You were deceived into believing a lie.”
“I should have known—”
“How?” She turned to look at me, and there was something complicated in her face—a flash of something sharp that she smoothed away before it fully formed.
“How were you supposed to know? You trusted them. That’s what brothers are for.
” She paused, jaw working slightly. “Part of me is still angry you believed it. That you didn’t—” She stopped herself.
Shook her head. “But I can’t hold that against you.
Not honestly. You’re as much a victim in this as I am.
I need you to understand that I see that. ”
The weight of it settled over me. Since the night the truth came out, I’d been carrying the blame. And she was handing it back to me, piece by piece, telling me it didn’t belong to me.
I didn’t know what to do with that.
“I had Betty and Graham telling me who you really were.” She finally looked at me. This close, I could see the gold flecks in her eyes, the way her pupils dilated slightly as she looked at me. “They told me about before. About how you were with me. How much you loved me.”
“I still do.” The words came out before I could stop them, rough and raw. “I know I shouldn’t say that. I know you don’t remember, and I have no right to—”
“Colt.” She held up a hand, and for a second I thought she was going to tell me to leave.
But her hand trembled slightly before she lowered it, wrapping it back around the mug.
“I’m not… I’m not ready for that. I need you to understand that.

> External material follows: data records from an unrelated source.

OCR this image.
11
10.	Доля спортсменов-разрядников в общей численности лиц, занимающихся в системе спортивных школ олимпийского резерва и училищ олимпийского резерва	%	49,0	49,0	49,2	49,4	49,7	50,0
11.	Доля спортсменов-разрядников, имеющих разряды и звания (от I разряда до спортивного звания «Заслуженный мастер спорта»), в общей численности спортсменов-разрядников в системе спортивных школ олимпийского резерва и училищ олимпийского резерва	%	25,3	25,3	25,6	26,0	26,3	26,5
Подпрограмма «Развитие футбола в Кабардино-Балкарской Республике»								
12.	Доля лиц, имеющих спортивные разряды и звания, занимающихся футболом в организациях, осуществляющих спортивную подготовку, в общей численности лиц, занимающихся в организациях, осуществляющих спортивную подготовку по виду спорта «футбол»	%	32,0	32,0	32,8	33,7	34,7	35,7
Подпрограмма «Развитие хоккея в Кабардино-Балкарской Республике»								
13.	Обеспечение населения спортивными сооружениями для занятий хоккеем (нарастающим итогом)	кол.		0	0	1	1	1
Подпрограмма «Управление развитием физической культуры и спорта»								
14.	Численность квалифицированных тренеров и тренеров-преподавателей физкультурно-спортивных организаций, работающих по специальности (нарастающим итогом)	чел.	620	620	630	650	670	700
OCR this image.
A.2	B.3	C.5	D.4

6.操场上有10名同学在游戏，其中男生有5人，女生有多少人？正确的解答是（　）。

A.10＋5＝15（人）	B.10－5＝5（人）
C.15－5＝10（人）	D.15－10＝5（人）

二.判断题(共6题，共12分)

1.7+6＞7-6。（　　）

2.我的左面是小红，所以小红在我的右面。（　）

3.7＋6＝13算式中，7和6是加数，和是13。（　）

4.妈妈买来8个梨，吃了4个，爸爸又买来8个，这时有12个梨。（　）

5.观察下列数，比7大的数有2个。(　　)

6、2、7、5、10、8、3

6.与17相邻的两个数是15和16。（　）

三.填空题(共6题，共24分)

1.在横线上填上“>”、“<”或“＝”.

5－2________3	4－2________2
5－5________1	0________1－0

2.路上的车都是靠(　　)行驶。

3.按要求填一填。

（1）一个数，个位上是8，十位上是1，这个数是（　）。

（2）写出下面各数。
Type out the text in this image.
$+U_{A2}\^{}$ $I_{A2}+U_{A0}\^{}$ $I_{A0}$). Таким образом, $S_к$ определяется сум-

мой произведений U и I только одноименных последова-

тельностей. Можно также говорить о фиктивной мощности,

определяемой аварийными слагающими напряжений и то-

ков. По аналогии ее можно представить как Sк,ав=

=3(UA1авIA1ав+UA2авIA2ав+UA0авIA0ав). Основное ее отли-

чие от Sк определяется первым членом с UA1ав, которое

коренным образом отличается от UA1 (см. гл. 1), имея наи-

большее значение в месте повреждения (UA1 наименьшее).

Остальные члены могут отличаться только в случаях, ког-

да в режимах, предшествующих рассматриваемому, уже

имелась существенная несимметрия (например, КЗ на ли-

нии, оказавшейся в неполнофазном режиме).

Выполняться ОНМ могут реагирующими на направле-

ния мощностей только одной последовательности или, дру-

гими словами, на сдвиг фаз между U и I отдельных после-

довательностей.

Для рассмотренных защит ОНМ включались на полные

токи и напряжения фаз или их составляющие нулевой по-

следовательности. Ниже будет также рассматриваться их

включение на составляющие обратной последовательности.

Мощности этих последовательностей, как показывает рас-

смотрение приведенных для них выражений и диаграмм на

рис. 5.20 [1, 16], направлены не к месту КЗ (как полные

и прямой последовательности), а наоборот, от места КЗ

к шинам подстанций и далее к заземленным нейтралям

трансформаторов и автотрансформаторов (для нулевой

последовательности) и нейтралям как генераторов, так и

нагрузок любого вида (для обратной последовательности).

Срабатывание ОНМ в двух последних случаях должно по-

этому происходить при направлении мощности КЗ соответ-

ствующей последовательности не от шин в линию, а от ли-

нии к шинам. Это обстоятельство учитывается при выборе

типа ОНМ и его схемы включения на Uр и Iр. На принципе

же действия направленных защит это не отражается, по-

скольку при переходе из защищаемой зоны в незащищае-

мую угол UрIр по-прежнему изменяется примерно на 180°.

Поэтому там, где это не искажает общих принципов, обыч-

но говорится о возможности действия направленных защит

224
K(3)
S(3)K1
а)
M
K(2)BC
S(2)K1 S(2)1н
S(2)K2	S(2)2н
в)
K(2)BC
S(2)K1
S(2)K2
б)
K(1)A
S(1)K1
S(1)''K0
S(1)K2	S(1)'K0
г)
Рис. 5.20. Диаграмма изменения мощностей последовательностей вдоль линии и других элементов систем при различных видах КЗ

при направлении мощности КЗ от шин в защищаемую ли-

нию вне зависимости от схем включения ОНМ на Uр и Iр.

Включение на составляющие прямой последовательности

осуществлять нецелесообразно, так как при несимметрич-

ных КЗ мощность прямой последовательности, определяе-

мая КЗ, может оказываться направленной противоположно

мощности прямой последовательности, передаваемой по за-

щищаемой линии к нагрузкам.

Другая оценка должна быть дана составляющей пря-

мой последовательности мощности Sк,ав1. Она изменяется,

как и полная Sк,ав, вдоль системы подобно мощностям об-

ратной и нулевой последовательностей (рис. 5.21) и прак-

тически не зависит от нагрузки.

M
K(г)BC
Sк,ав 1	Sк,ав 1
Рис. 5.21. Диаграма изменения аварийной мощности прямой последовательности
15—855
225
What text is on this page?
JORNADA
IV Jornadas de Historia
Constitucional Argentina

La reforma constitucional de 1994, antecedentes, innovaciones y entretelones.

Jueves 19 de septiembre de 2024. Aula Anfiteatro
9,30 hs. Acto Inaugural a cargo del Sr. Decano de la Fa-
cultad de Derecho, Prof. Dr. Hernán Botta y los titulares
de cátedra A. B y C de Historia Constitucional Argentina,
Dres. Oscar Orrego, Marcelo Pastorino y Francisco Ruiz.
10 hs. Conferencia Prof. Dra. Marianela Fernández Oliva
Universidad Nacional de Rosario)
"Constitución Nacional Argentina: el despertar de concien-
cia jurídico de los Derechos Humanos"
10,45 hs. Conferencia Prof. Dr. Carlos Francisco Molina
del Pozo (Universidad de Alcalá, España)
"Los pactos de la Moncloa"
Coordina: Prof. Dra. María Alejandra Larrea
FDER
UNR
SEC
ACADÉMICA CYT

But—” She paused, choosing her words carefully.
Her tongue darted out to wet her lips, and I had to look away before I did something stupid.
“I see it. The man they told me about. He’s in there, underneath the anger and the hurt. ”
“He never left. He just got buried under seven years of believing the worst.” I risked a glance at her and found her watching me. I became hyperaware of how close we were sitting—close enough that if I shifted my weight, our shoulders would touch.
Lilac nodded slowly, her eyes never leaving mine. “I believe that.”
Her hand shifted on the mug, and her pinky finger brushed against my thigh—just the barest contact, probably accidental. But heat shot through me, and I saw her breath catch, saw her eyes widen slightly like she’d felt it too.
When she finally went inside I didn’t move. Just sat there a while longer, watching the sky go pink, my thigh still warm where her hand had been.